“Weapons” writer-director Zach Cregger understands that what makes us scream and what makes us laugh aren’t really all that different. With his 2022 debut feature film “Barbarian,” the pedestrian premise of a double-booked Airbnb veered into a completely different type of film altogether. With “Weapons,” Cregger has expanded his narrative scope and his directorial ambition to produce a sprawling mystery unravelled from six distinct character perspectives.
The film’s premise, which has been featured in promotional posters and the trailer, is undeniably tantalizing. One night, at 2:17 a.m., all but one of the children from the same classroom woke and ran off into the night. The indelible image of the children running with their arms strangely outstretched, as though pretending to be airplanes, was instantly iconic.
When the school reopens about a month later, the children are still missing as the town struggles to cope with the inexplicable loss. Their teacher Justine (Julia Garner) becomes a prime target of inquisition and harassment from devastated parents like Archer (Josh Brolin), who launches his own investigation to search for his missing son.
Could any reveal ever live up to such an enticing premise? It’s worth noting that “Weapons” does not deal in the sort of mind-bending, intricate sci-fi twists that might befit a Christopher Nolan film. Instead, the answer to what exactly caused the children’s behavior is actually very straightforward, drawing more from classic authors like the Brothers Grimm. The storytelling, however, is more labyrinthine.
In the vein of Paul Thomas Anderson’s “Magnolia,” the story is split into six subjective points of view that overlap at different points over a few days. In addition to Justine and Archer, we follow school principal Marcus (Benedict Wong), unstable police officer and Justine’s ex Paul (Alden Ehrenreich), homeless drug addict James (Austin Abrams) and finally Alex, the boy who didn’t disappear (Cary Christopher). Each segment builds toward a violent climax before abruptly cutting away to a different perspective that recontextualizes what came before.
Cregger’s most impressive accomplishment in “Weapons” is his ability to build almost unbearable tension and then undercut it with something shockingly funny — often before making you scream once again. He achieves this effect partially by mining comedic gold from characters’ realistic reactions to insane, terrifying moments. In the film’s funniest moment, one character wakes up from a surreal, heart-pounding nightmare and can’t help but yell out, “WHAT THE FUCK?” In that situation, who wouldn’t? My theater erupted into relieved laughter, having experienced a wide range of visceral emotions in just a few minutes.
It’s remarkable that a movie about missing children can be as funny as this one is, but it makes sense. Before he was a director, Cregger was known for his role in the sketch comedy series “The Whitest Kids U’Know,” which featured darkly comedic bits like a grape-flavored spin on the Kool-Aid Man named “The Grapist.” As a master manipulator of audience expectations and emotions, Cregger’s comedic sensibilities have lent themselves well to horror.
It’s hard to ignore an obvious reading of the film — it’s called “Weapons” and is about a classroom full of students who vanish all at once.

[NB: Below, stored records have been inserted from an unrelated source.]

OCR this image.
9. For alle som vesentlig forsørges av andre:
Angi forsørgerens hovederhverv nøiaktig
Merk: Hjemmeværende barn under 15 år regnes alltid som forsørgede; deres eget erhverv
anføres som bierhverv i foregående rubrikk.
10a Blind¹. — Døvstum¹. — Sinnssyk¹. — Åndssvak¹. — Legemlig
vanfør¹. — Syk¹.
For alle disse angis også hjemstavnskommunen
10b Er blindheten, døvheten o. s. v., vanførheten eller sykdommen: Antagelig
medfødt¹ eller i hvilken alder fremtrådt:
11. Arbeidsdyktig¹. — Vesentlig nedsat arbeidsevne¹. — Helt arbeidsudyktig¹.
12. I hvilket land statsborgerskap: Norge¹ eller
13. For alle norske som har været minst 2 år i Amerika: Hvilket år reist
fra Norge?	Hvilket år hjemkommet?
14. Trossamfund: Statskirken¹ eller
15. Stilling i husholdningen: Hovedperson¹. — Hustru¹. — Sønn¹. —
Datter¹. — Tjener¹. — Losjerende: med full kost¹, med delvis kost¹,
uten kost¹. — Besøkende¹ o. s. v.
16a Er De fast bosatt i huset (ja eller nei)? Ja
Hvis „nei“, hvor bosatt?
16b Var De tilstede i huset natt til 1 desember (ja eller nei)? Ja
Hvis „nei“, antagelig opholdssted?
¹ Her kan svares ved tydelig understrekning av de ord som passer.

One dream sequence even features a massive AR-15 floating over the town. Yet despite these allusions to a school shooting, the movie never seeks to be an allegory about the phenomenon and has more interesting things to say about addiction and obsession.
Part of what makes this cast of characters compelling is that they are mostly good people (or trying to be, at least) with vices like alcohol, drug abuse and emotional unavailability that eat away at them as they attempt to cope with the unknowable. These themes become literalized in unexpected ways when we discover the force pulling the strings. “Parasite” might have been a more fitting title for the film if it hadn’t been used by another high-profile release so recently.

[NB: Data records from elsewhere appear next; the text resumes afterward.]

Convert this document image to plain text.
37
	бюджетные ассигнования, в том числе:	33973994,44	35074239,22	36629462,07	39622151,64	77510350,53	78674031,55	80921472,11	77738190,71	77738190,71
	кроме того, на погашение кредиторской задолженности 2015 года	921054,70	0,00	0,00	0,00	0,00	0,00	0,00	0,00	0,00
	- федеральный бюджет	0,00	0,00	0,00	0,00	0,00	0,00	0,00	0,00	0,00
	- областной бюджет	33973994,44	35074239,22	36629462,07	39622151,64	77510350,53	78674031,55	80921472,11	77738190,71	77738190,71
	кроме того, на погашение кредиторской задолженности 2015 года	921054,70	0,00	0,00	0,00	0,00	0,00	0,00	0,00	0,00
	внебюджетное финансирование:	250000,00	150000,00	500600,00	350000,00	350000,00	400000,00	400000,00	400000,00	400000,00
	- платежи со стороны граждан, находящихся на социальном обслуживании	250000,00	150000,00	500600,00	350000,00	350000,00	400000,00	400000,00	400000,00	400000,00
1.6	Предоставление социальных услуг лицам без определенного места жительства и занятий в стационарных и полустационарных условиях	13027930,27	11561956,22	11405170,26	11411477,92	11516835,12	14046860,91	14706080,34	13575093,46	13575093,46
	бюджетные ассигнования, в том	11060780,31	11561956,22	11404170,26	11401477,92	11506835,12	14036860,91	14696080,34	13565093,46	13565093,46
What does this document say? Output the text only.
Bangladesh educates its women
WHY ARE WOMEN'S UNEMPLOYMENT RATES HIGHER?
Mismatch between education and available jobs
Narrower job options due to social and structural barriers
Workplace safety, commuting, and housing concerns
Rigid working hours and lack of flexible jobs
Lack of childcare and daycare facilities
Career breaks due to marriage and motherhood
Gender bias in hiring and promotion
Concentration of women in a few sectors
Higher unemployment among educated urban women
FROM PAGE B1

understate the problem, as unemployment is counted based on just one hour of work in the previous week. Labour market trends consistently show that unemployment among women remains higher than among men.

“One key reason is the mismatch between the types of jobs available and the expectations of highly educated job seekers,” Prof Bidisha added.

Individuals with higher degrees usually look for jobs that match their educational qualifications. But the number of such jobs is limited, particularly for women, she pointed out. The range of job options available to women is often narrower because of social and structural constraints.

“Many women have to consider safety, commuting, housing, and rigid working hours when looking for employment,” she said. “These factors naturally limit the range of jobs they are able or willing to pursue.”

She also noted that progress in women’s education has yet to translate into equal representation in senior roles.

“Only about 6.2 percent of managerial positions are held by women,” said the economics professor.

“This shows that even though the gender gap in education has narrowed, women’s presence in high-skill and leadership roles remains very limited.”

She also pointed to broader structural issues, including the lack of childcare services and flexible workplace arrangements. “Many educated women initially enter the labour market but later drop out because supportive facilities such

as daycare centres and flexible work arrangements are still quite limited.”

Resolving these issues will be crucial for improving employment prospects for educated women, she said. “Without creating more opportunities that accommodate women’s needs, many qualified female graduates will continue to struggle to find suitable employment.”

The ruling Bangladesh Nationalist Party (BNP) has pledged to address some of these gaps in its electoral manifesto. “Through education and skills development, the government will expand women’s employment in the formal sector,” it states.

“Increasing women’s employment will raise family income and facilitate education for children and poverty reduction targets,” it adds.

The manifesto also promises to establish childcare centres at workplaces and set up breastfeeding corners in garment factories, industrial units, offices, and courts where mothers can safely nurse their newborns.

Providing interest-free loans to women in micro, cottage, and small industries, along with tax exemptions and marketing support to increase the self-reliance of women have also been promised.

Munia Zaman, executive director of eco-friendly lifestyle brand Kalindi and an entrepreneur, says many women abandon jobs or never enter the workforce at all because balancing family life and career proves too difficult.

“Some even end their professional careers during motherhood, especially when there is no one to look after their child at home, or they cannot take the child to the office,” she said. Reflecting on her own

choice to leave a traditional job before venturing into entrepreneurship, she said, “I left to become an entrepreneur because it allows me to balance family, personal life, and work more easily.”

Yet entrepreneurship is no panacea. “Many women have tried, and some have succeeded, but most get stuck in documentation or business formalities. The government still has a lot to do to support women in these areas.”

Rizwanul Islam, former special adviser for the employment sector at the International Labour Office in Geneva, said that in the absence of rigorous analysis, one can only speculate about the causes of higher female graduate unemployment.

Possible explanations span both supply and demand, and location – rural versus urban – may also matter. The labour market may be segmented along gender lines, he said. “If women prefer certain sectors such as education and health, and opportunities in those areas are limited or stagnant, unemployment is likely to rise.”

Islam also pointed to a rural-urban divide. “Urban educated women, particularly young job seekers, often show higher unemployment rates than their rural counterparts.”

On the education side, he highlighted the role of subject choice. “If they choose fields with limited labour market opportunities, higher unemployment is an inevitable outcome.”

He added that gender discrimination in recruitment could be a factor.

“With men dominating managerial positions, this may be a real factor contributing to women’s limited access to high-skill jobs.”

Some viewers may be disappointed with the simple answer to the central mystery, which begins to emerge about halfway through the runtime. The marketing has understandably focused on building intrigue, but “how” and “why” turn out to be more interesting questions than simply “what” caused the kids to run away.
With some standout moments of wild violence, there’s also no lack of genre thrills for horror fans. Needles, forks, vegetable peelers and the human forehead are all used as “weapons” at some point, to horrifying effect. The final minutes build to a delightfully bloody and ridiculously cathartic climax that will surely become iconic in the modern horror canon.
Some criticism has asserted that “Weapons” fails to deliver on its thematic promises, particularly because of the school shooting imagery that is never fully reckoned with. This expectation stems from a misunderstanding that Cregger is attempting to craft the kind of “elevated” arthouse horror film that has become popular in recent years: the kind where the monster is really an allegory for trauma, systemic racism or some other societal ill. In reality, Cregger strikes a more personal and primal chord that might not map cleanly onto a social issue. He’s interested in making you scream in horror, then laugh in disbelief while injecting just enough personal neuroses to make the whole thing tick. “Weapons” doesn’t function as a think-piece, but it cuts straight to the heart as a visceral thrill ride.